Keine Antwort von George.

Wir folgten den Fußabdrücken, die einen Zickzackkurs für unter ihrer Würde hielten und zielstrebig dem Paß entgegenstrebten. Die Luft war in der Tat dünn, und wir brauchten eine Weile, um das letzte Stück zu schaffen, doch dann sahen wir in dem Paß Mani-Mauern und Pfosten mit Gebetsflaggen, die schon längst vom unablässigen Wind zerfetzt waren, und dieser Anblick half einem den Paß hinauf; der letzte Abschnitt kam einem vor wie eine Rolltreppe.
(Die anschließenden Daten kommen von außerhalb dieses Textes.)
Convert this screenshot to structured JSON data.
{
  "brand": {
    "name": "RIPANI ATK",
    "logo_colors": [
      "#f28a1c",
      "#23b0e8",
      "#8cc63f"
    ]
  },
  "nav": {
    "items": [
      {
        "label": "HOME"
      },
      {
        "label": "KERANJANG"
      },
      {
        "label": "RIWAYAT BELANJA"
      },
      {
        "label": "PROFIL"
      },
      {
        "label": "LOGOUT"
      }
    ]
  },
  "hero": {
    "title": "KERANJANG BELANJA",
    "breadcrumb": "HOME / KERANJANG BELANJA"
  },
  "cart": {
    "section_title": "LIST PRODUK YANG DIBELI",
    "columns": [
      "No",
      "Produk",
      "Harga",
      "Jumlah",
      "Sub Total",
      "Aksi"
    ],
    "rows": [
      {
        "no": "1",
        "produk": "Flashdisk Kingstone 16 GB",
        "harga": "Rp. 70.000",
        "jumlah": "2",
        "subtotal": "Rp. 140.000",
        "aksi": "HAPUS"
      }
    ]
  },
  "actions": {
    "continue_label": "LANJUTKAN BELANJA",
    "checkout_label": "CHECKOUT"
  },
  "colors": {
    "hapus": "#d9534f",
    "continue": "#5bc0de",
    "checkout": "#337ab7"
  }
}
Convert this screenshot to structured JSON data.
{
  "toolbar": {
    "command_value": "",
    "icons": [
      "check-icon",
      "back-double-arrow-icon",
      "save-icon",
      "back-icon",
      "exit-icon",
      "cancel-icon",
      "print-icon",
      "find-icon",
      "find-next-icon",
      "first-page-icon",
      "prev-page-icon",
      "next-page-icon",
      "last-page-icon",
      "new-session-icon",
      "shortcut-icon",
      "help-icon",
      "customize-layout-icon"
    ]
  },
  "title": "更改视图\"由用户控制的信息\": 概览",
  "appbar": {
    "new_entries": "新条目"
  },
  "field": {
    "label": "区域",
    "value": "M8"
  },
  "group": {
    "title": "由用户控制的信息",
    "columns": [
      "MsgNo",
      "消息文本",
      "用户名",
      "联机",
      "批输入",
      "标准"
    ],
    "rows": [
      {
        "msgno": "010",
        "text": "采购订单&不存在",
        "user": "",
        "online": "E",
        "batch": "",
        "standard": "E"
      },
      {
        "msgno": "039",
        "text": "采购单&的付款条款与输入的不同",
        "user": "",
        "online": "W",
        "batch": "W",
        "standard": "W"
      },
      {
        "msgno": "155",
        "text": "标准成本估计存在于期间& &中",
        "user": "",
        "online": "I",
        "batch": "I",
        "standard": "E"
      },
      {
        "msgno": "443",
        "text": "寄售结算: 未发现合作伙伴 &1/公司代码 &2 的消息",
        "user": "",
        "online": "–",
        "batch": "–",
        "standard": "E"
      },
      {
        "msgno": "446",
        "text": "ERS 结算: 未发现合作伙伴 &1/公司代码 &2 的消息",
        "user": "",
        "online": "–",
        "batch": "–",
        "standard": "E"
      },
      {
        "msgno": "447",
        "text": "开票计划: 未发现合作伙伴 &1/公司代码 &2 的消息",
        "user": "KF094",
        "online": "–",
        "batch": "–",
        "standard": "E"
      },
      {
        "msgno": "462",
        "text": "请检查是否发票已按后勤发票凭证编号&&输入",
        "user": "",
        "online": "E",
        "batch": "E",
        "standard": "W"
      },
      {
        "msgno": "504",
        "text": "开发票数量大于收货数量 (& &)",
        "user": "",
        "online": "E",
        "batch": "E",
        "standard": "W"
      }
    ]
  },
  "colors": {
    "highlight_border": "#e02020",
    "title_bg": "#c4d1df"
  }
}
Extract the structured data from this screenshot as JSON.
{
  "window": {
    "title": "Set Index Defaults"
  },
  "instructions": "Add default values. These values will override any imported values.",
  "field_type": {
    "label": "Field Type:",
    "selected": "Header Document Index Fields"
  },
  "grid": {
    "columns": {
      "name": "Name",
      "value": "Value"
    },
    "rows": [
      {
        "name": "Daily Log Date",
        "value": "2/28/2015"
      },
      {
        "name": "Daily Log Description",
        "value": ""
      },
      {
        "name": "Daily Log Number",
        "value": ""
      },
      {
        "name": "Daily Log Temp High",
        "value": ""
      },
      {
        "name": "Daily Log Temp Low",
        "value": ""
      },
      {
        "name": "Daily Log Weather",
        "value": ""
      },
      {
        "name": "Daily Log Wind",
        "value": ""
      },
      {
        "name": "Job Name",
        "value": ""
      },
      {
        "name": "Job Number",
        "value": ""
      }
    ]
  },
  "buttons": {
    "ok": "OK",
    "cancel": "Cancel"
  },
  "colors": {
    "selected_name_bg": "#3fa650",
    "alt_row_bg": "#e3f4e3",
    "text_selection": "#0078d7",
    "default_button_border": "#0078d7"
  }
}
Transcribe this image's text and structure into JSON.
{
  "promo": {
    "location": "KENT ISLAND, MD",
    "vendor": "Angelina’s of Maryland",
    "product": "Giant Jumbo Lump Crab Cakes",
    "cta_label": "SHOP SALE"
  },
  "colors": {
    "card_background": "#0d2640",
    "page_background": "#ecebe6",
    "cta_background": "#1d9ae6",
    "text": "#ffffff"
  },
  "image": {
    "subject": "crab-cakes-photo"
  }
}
Wir konnten es nur ein paar Minuten lang ertragen, im Paß zu bleiben, so kalt war der Wind. Um uns herum liefen alle Gebirgszüge zusammen, nahmen uns die Sicht nach Tibet im Norden und eigentlich auch in jede andere Richtung. Hoch über dem Wind erklang ein kurzes, schriller Schrei, und ich zeigte mit dem Finger auf etwas, das wie ein sich bewegender Schneefleck aussah. Ein Schneeleopard, der half, das heilige Tal zu bewachen. Doch George schenkte diesem Anblick nicht mehr Glauben als seinem Gedächtnis.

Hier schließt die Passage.